Photo: Suzanne Liem.

Protest during state visit King Willem-Allexander and Queen Maxima to Capetown, South Africa. Photo by Jonathan Peters.
26-08-2025
Esther Captain will take the chair, endowed by the Royal Netherlands Academy of Arts and Sciences (KNAW), at Utrecht University's Department of History and Art History on September 1, 2025.
Her work will deal with the long-term impact of colonialism and slavery in the Netherlands, Indonesia, Suriname, the Dutch Caribbean islands and South Africa, with a specific focus on how experiences and memories of these systems have been transmitted from generation to generation.

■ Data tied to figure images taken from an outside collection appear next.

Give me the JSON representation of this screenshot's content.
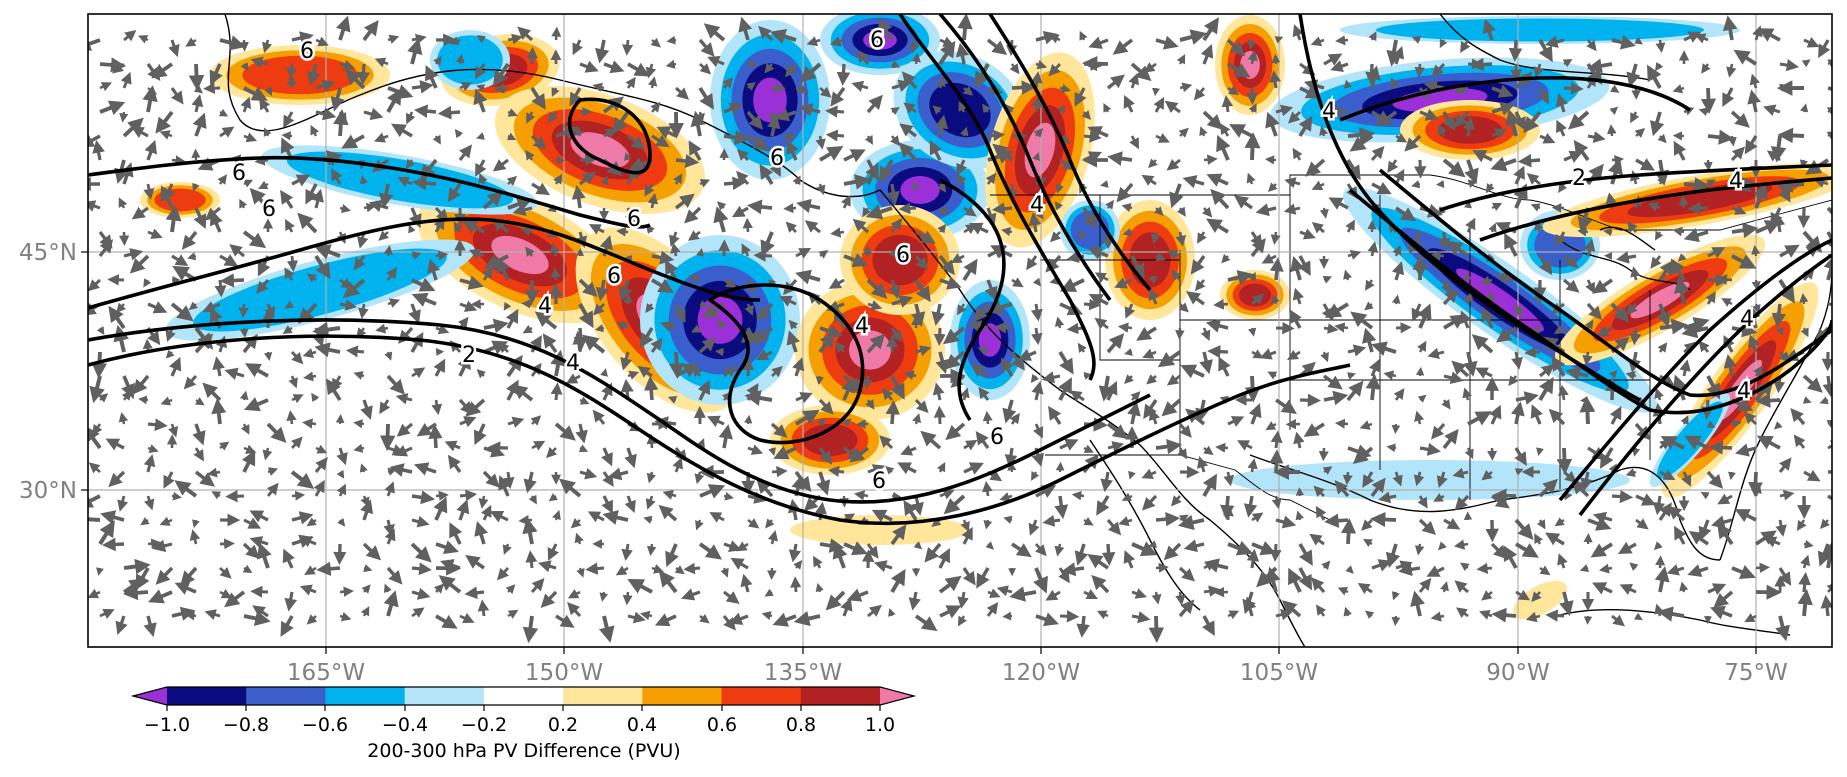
{
  "map": {
    "lon_labels": [
      "165°W",
      "150°W",
      "135°W",
      "120°W",
      "105°W",
      "90°W",
      "75°W"
    ],
    "lat_labels": [
      "45°N",
      "30°N"
    ],
    "contour_labels": [
      "6",
      "6",
      "6",
      "6",
      "6",
      "4",
      "6",
      "6",
      "6",
      "4",
      "2",
      "4",
      "6",
      "4",
      "4",
      "2",
      "6",
      "4",
      "4",
      "4"
    ]
  },
  "colorbar": {
    "ticks": [
      "−1.0",
      "−0.8",
      "−0.6",
      "−0.4",
      "−0.2",
      "0.2",
      "0.4",
      "0.6",
      "0.8",
      "1.0"
    ],
    "label": "200-300 hPa PV Difference (PVU)",
    "colors": [
      "#9b30d9",
      "#0b0b80",
      "#3a5fcd",
      "#00b2ee",
      "#b2e5fa",
      "#ffffff",
      "#ffe69a",
      "#f5a000",
      "#ee3b10",
      "#b22222",
      "#ef7aa8"
    ]
  },
  "colors": {
    "neg_strong": "#9b30d9",
    "neg_dark": "#0b0b80",
    "neg_mid": "#3a5fcd",
    "neg_light": "#00b2ee",
    "neg_pale": "#b2e5fa",
    "pos_pale": "#ffe69a",
    "pos_orange": "#f5a000",
    "pos_red": "#ee3b10",
    "pos_dark": "#b22222",
    "pos_strong": "#ef7aa8",
    "arrows": "#606060",
    "grid": "#b0b0b0",
    "ticks": "#808080"
  }
}
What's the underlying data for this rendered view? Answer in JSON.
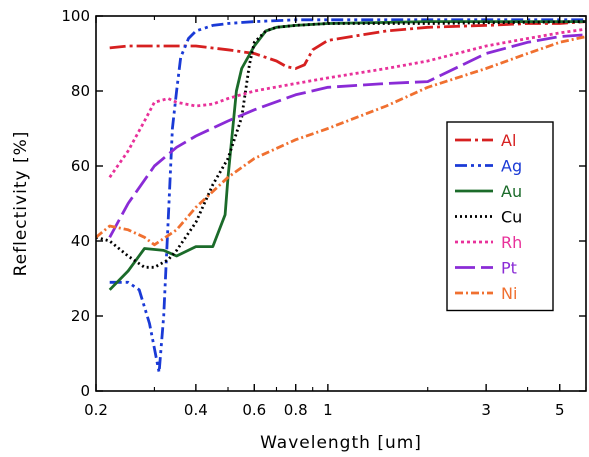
{
  "chart_data": {
    "type": "line",
    "title": "",
    "xlabel": "Wavelength [um]",
    "ylabel": "Reflectivity [%]",
    "xscale": "log",
    "xlim": [
      0.2,
      6.0
    ],
    "ylim": [
      0,
      100
    ],
    "x_ticks": [
      0.2,
      0.4,
      0.6,
      0.8,
      1,
      3,
      5
    ],
    "x_tick_labels": [
      "0.2",
      "0.4",
      "0.6",
      "0.8",
      "1",
      "3",
      "5"
    ],
    "y_ticks": [
      0,
      20,
      40,
      60,
      80,
      100
    ],
    "y_tick_labels": [
      "0",
      "20",
      "40",
      "60",
      "80",
      "100"
    ],
    "grid": false,
    "legend_position": "right",
    "series": [
      {
        "name": "Al",
        "color": "#d62020",
        "dash": "16,4,3,4",
        "x": [
          0.22,
          0.25,
          0.3,
          0.35,
          0.4,
          0.5,
          0.6,
          0.7,
          0.75,
          0.8,
          0.85,
          0.9,
          1.0,
          1.5,
          2,
          3,
          4,
          5,
          6
        ],
        "y": [
          91.5,
          92,
          92,
          92,
          92,
          91,
          90,
          88,
          86.5,
          86,
          87,
          91,
          93.5,
          96,
          97,
          97.5,
          98,
          98,
          98.5
        ]
      },
      {
        "name": "Ag",
        "color": "#1a3ad6",
        "dash": "12,4,3,4,3,4",
        "x": [
          0.22,
          0.25,
          0.27,
          0.29,
          0.31,
          0.32,
          0.33,
          0.34,
          0.35,
          0.36,
          0.38,
          0.4,
          0.45,
          0.5,
          0.6,
          0.8,
          1.0,
          2,
          6
        ],
        "y": [
          29,
          29,
          27,
          18,
          5,
          20,
          45,
          70,
          80,
          89,
          94,
          96,
          97.5,
          98,
          98.5,
          99,
          99,
          99,
          99
        ]
      },
      {
        "name": "Au",
        "color": "#1b6b2a",
        "dash": "",
        "x": [
          0.22,
          0.25,
          0.28,
          0.32,
          0.35,
          0.4,
          0.45,
          0.49,
          0.5,
          0.53,
          0.55,
          0.6,
          0.65,
          0.7,
          0.8,
          1.0,
          2,
          6
        ],
        "y": [
          27,
          32,
          38,
          37.5,
          36,
          38.5,
          38.5,
          47,
          57,
          80,
          86,
          92,
          96,
          97,
          97.5,
          98,
          98.5,
          98.5
        ]
      },
      {
        "name": "Cu",
        "color": "#000000",
        "dash": "2,3",
        "x": [
          0.2,
          0.22,
          0.25,
          0.28,
          0.3,
          0.33,
          0.35,
          0.4,
          0.45,
          0.5,
          0.55,
          0.58,
          0.6,
          0.65,
          0.7,
          0.8,
          1.0,
          2,
          6
        ],
        "y": [
          41,
          40,
          36,
          33,
          33,
          35,
          37.5,
          45,
          55,
          62,
          73,
          87,
          93,
          96,
          97,
          97.5,
          98,
          98,
          98.5
        ]
      },
      {
        "name": "Rh",
        "color": "#e8319a",
        "dash": "3,3",
        "x": [
          0.22,
          0.25,
          0.28,
          0.3,
          0.33,
          0.35,
          0.4,
          0.45,
          0.5,
          0.6,
          0.8,
          1.0,
          1.5,
          2,
          3,
          4,
          5,
          6
        ],
        "y": [
          57,
          64,
          72,
          77,
          78,
          77,
          76,
          76.5,
          78,
          80,
          82,
          83.5,
          86,
          88,
          92,
          94,
          95.5,
          96.5
        ]
      },
      {
        "name": "Pt",
        "color": "#8a2bd6",
        "dash": "20,6",
        "x": [
          0.22,
          0.25,
          0.3,
          0.35,
          0.4,
          0.5,
          0.6,
          0.8,
          1.0,
          1.5,
          2,
          3,
          4,
          5,
          6
        ],
        "y": [
          41,
          50,
          60,
          65,
          68,
          72,
          75,
          79,
          81,
          82,
          82.5,
          90,
          93,
          94.5,
          95
        ]
      },
      {
        "name": "Ni",
        "color": "#f07030",
        "dash": "8,3,2,3",
        "x": [
          0.2,
          0.22,
          0.25,
          0.28,
          0.3,
          0.35,
          0.4,
          0.5,
          0.6,
          0.8,
          1.0,
          1.5,
          2,
          3,
          4,
          5,
          6
        ],
        "y": [
          41,
          44,
          43,
          41,
          39,
          43,
          49,
          57,
          62,
          67,
          70,
          76,
          81,
          86,
          90,
          93,
          94.5
        ]
      }
    ]
  }
}
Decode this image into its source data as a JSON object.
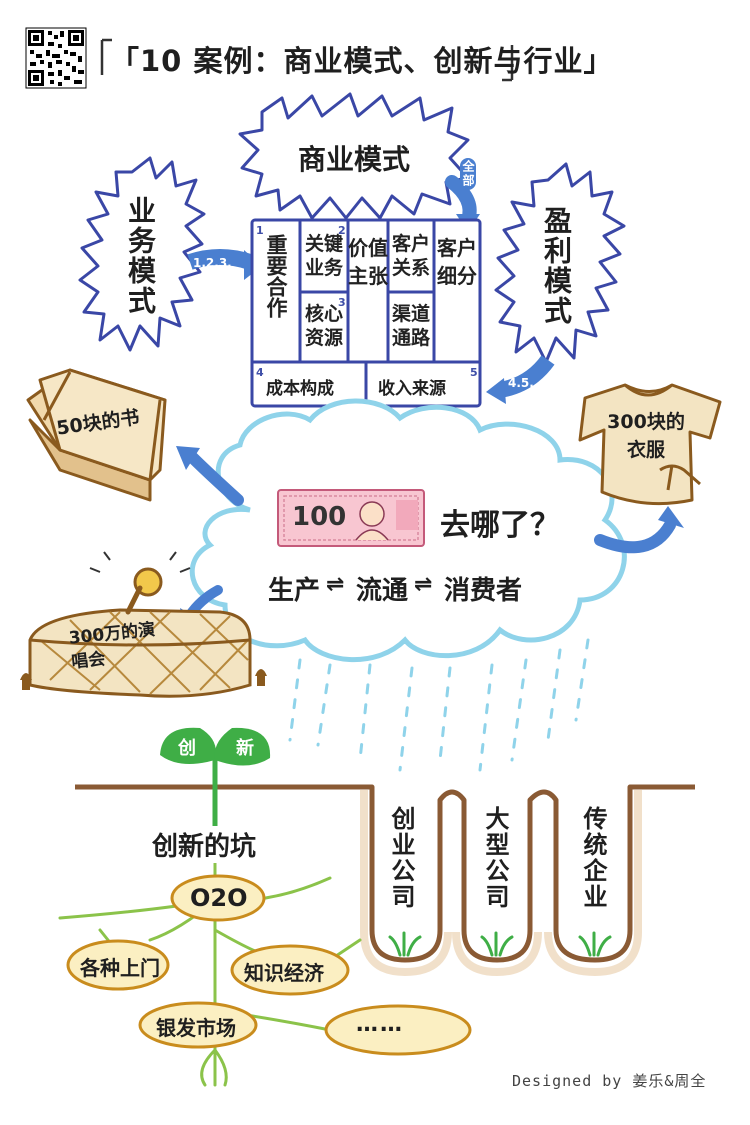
{
  "title": "「10 案例：商业模式、创新与行业」",
  "qr": {
    "icon": "qr-code-icon"
  },
  "business_model": {
    "heading": "商业模式",
    "all_label": "全部",
    "business_heading": "业务模式",
    "business_arrow_label": "1.2.3.",
    "profit_heading": "盈利模式",
    "profit_arrow_label": "4.5.",
    "canvas": {
      "key_partners": {
        "num": "1",
        "text": "重要合作"
      },
      "key_activities": {
        "num": "2",
        "text": "关键业务"
      },
      "key_resources": {
        "num": "3",
        "text": "核心资源"
      },
      "value_proposition": {
        "text": "价值主张"
      },
      "customer_relations": {
        "text": "客户关系"
      },
      "channels": {
        "text": "渠道通路"
      },
      "customer_segments": {
        "text": "客户细分"
      },
      "cost_structure": {
        "num": "4",
        "text": "成本构成"
      },
      "revenue_streams": {
        "num": "5",
        "text": "收入来源"
      }
    }
  },
  "spending": {
    "note_value": "100",
    "question": "去哪了？",
    "flow_1": "生产",
    "flow_2": "流通",
    "flow_3": "消费者",
    "book": "50块的书",
    "clothes": "300块的衣服",
    "concert": "300万的演唱会"
  },
  "pits": {
    "startup": "创业公司",
    "large": "大型公司",
    "traditional": "传统企业"
  },
  "innovation": {
    "leaf_left": "创",
    "leaf_right": "新",
    "pit_label": "创新的坑",
    "o2o": "O2O",
    "door_to_door": "各种上门",
    "knowledge_economy": "知识经济",
    "silver_market": "银发市场",
    "more": "……"
  },
  "credit": "Designed by 姜乐&周全",
  "colors": {
    "blue_border": "#3a47a6",
    "cloud_edge": "#8fd3ea",
    "soil": "#8a5a34",
    "sprout_green": "#3fae46",
    "pod_fill": "#fbefc2",
    "pod_edge": "#c98c1d",
    "arrow_blue": "#4a7fd0"
  }
}
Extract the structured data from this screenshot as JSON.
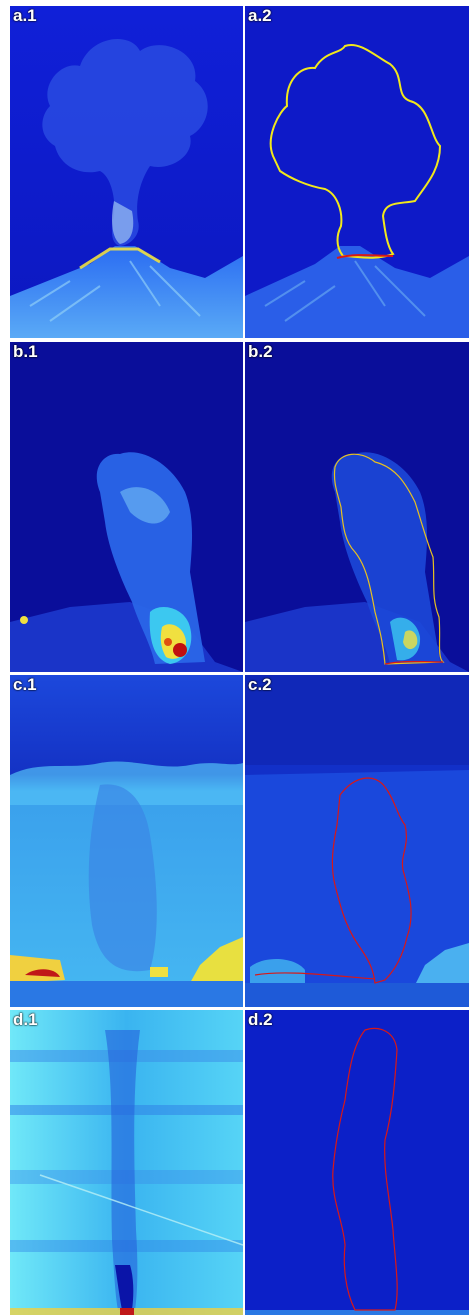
{
  "panels": [
    {
      "id": "a1",
      "label": "a.1"
    },
    {
      "id": "a2",
      "label": "a.2"
    },
    {
      "id": "b1",
      "label": "b.1"
    },
    {
      "id": "b2",
      "label": "b.2"
    },
    {
      "id": "c1",
      "label": "c.1"
    },
    {
      "id": "c2",
      "label": "c.2"
    },
    {
      "id": "d1",
      "label": "d.1"
    },
    {
      "id": "d2",
      "label": "d.2"
    }
  ],
  "colors": {
    "deep_blue": "#0a10c8",
    "mid_blue": "#1e46e6",
    "cyan": "#3cc8f0",
    "yellow": "#f0e040",
    "red": "#e01010",
    "outline_yellow": "#f2e81a",
    "outline_red": "#d81818"
  }
}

The chair’s key question is currently debated both in academia and wider society: What impact, if any, do slavery and colonialism have on subsequent generations? Such impact, often referred to as “afterlives” of slavery and colonialism, can pertain to a spectrum of people from divergent backgrounds, such as the descendants of enslaved people, plantation owners, abolitionists and colonial administrators, both in the metropole and in former colonial societies.
Esther Captain is a historian and senior researcher at the Royal Netherlands Institute of Southeast Asian and Caribbean Studies (KITLV) in Leiden. She is a member of the committee investigating the Royal House and its colonial history, a study initiated by King Willem-Alexander of the Netherlands. Dr. Captain also coordinates a Dutch government-sponsored program for international knowledge cooperation on the legacy of slavery and its continued impact in Suriname, South Africa, and Indonesia. Previously, she led a project on the role of the Dutch state in colonial slavery, which resulted in the book Staat en Slavernij (2023)/ Slavery and the Dutch State (2025). Captain was also project leader of Independence, Decolonization, Violence and War in Indonesia, 1945–1950, a research program which resulted in Het geluid van geweld (2022)/ Resonance of Violence (2025).